I therefore suggest that we think of the process as a series of concentric circles, which brings us to the second of the two graphic images. In the innermost circle are the most personal issues we must address as we do teshuvah. Here, it is appropriate to speak of the individual. But even here it is inappropriate to focus only on improvements we need to make in our religious practices; we must seek to improve our ethical behavior even in ways that transcend the religious prescriptions of halacha.

Through introspection, we must examine the quality of our religious practices and be sure they are performed with enthusiasm and joy and intention. We cannot stop at the level of mere behavior and lose the opportunities for emotion and feeling and, ultimately, for spiritual meaningfulness.

We must also carefully examine our social, economic, and political practices, which often transcend obvious religious guidelines. In the social sphere, the manner in which we choose our friends and the ways in which we relate to them always require introspection and often demand improvement. The ways in which we spend our leisure time must be open to the kind of self-critical scrutiny that is part of genuine teshuvah. Whether we budget our money so that we live within our means or allow ourselves to get into crippling credit card debt is another subject open for the teshuvah process.

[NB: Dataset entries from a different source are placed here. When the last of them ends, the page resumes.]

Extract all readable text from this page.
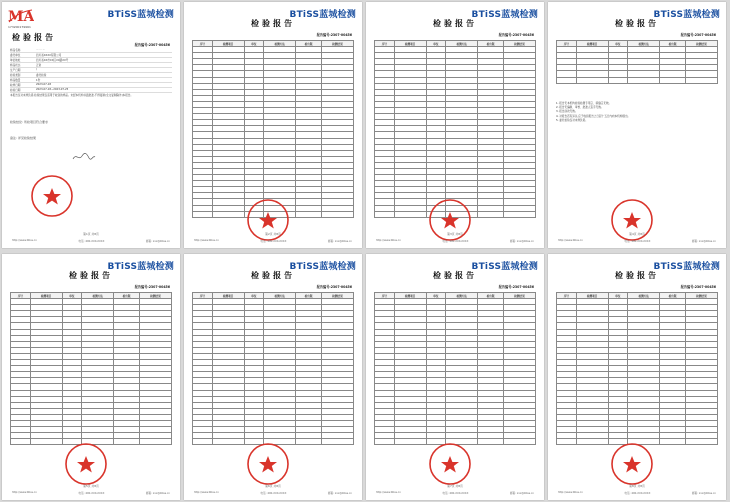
MA
173200179961
BTiSS蓝城检测
检验报告
报告编号:2307-00456
样品名称	··· ··· ···
委托单位	四川省XXXX有限公司
单位地址	四川省XX市XX区XX路XX号
样品状态	正常
生产日期	/
检验类别	委托检验
样品数量	1份
收样日期	2023-07-18
检验日期	2023-07-18~2023-07-25
本报告仅对来样负责,检验结果仅适用于收到的样品。未经本机构书面批准,不得复制(全文复制除外)本报告。
检验结论: 所检项目符合要求
备注: 详见检验结果
第1页 共8页
http://www.btiss.cn	电话: 400-XXX-XXXX	邮箱: xxx@btiss.cn
BTiSS蓝城检测
检验报告
报告编号:2307-00456
序号	检测项目	单位	检测方法	检出限	检测结果

第2页 共8页
http://www.btiss.cn	电话: 400-XXX-XXXX	邮箱: xxx@btiss.cn
BTiSS蓝城检测
检验报告
报告编号:2307-00456
序号	检测项目	单位	检测方法	检出限	检测结果

第3页 共8页
http://www.btiss.cn	电话: 400-XXX-XXXX	邮箱: xxx@btiss.cn
BTiSS蓝城检测
检验报告
报告编号:2307-00456
序号	检测项目	单位	检测方法	检出限	检测结果

1. 报告无本机构检验检测专用章、骑缝章无效。
2. 报告无编制、审核、批准人签字无效。
3. 报告涂改无效。
4. 对报告若有异议,应于收到报告之日起十五日内向本机构提出。
5. 委托检验仅对来样负责。
第4页 共8页
http://www.btiss.cn	电话: 400-XXX-XXXX	邮箱: xxx@btiss.cn
BTiSS蓝城检测
检验报告
报告编号:2307-00456
序号	检测项目	单位	检测方法	检出限	检测结果

第5页 共8页
http://www.btiss.cn	电话: 400-XXX-XXXX	邮箱: xxx@btiss.cn
BTiSS蓝城检测
检验报告
报告编号:2307-00456
序号	检测项目	单位	检测方法	检出限	检测结果

第6页 共8页
http://www.btiss.cn	电话: 400-XXX-XXXX	邮箱: xxx@btiss.cn
BTiSS蓝城检测
检验报告
报告编号:2307-00456
序号	检测项目	单位	检测方法	检出限	检测结果

第7页 共8页
http://www.btiss.cn	电话: 400-XXX-XXXX	邮箱: xxx@btiss.cn
BTiSS蓝城检测
检验报告
报告编号:2307-00456
序号	检测项目	单位	检测方法	检出限	检测结果

第8页 共8页
http://www.btiss.cn	电话: 400-XXX-XXXX	邮箱: xxx@btiss.cn
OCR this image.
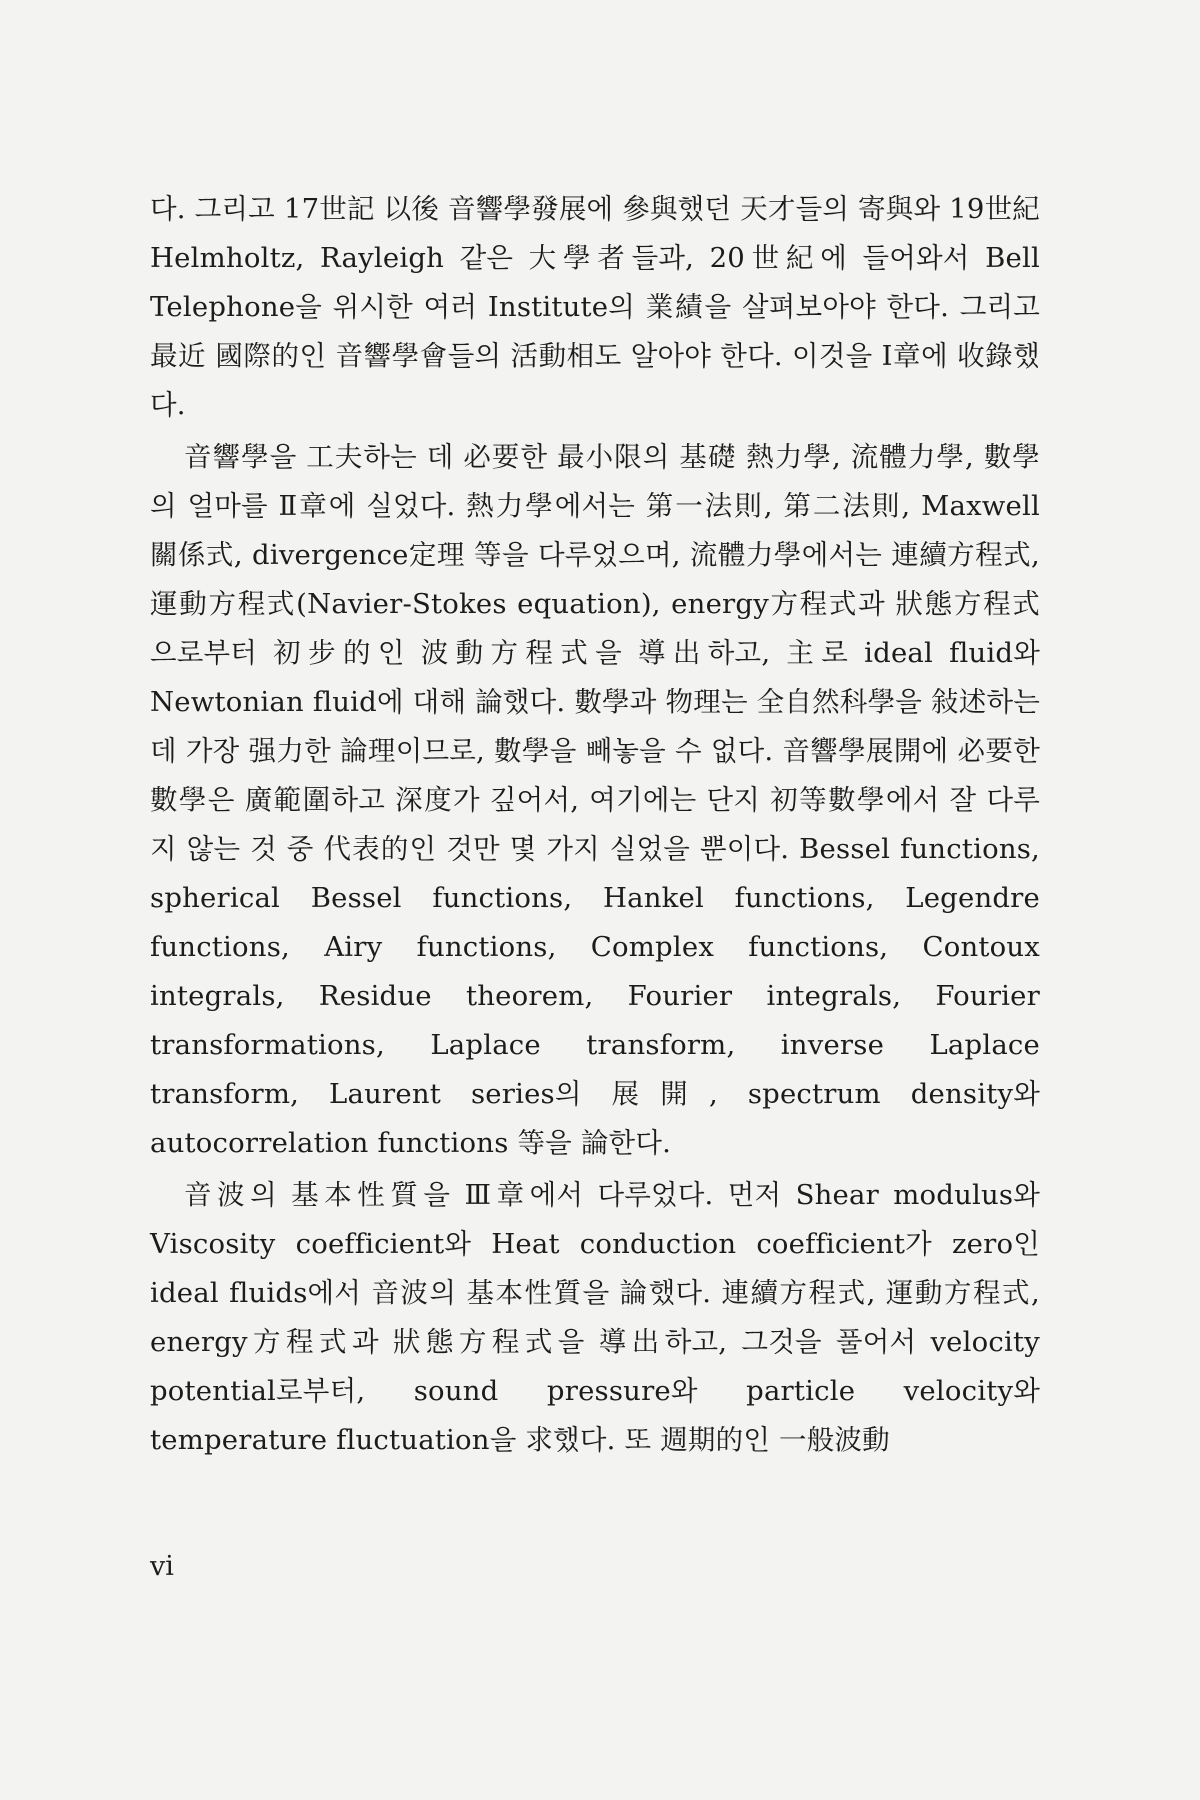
다. 그리고 17世記 以後 音響學發展에 參與했던 天才들의 寄與와 19世紀 Helmholtz, Rayleigh 같은 大學者들과, 20世紀에 들어와서 Bell Telephone을 위시한 여러 Institute의 業績을 살펴보아야 한다. 그리고 最近 國際的인 音響學會들의 活動相도 알아야 한다. 이것을 Ⅰ章에 收錄했다.

音響學을 工夫하는 데 必要한 最小限의 基礎 熱力學, 流體力學, 數學의 얼마를 Ⅱ章에 실었다. 熱力學에서는 第一法則, 第二法則, Maxwell 關係式, divergence定理 等을 다루었으며, 流體力學에서는 連續方程式, 運動方程式(Navier-Stokes equation), energy方程式과 狀態方程式으로부터 初步的인 波動方程式을 導出하고, 主로 ideal fluid와 Newtonian fluid에 대해 論했다. 數學과 物理는 全自然科學을 敍述하는 데 가장 强力한 論理이므로, 數學을 빼놓을 수 없다. 音響學展開에 必要한 數學은 廣範圍하고 深度가 깊어서, 여기에는 단지 初等數學에서 잘 다루지 않는 것 중 代表的인 것만 몇 가지 실었을 뿐이다. Bessel functions, spherical Bessel functions, Hankel functions, Legendre functions, Airy functions, Complex functions, Contoux integrals, Residue theorem, Fourier integrals, Fourier transformations, Laplace transform, inverse Laplace transform, Laurent series의 展開, spectrum density와 autocorrelation functions 等을 論한다.

音波의 基本性質을 Ⅲ章에서 다루었다. 먼저 Shear modulus와 Viscosity coefficient와 Heat conduction coefficient가 zero인 ideal fluids에서 音波의 基本性質을 論했다. 連續方程式, 運動方程式, energy方程式과 狀態方程式을 導出하고, 그것을 풀어서 velocity potential로부터, sound pressure와 particle velocity와 temperature fluctuation을 求했다. 또 週期的인 一般波動

vi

Our political views and our political behavior, whether we vote and whom we vote for, are all fair game for a “teshuvah for our time.”

But then we must go beyond that innermost circle and examine our relationships to the outer circles. We must seek and grant forgiveness within our family circle and do all that is necessary to enhance and refine the family crucible. We must review our friendships and acquaintances, and see to it that they are improved.

As we move toward the circles nearer to the periphery, we must explore the nature of the roles we play in our synagogue community, in our neighborhood, and in the Orthodox world in general. Are we carrying our weight in those circles? Are we defining our priorities properly? Are we using the spiritual resources available to us, which often go begging for us to use?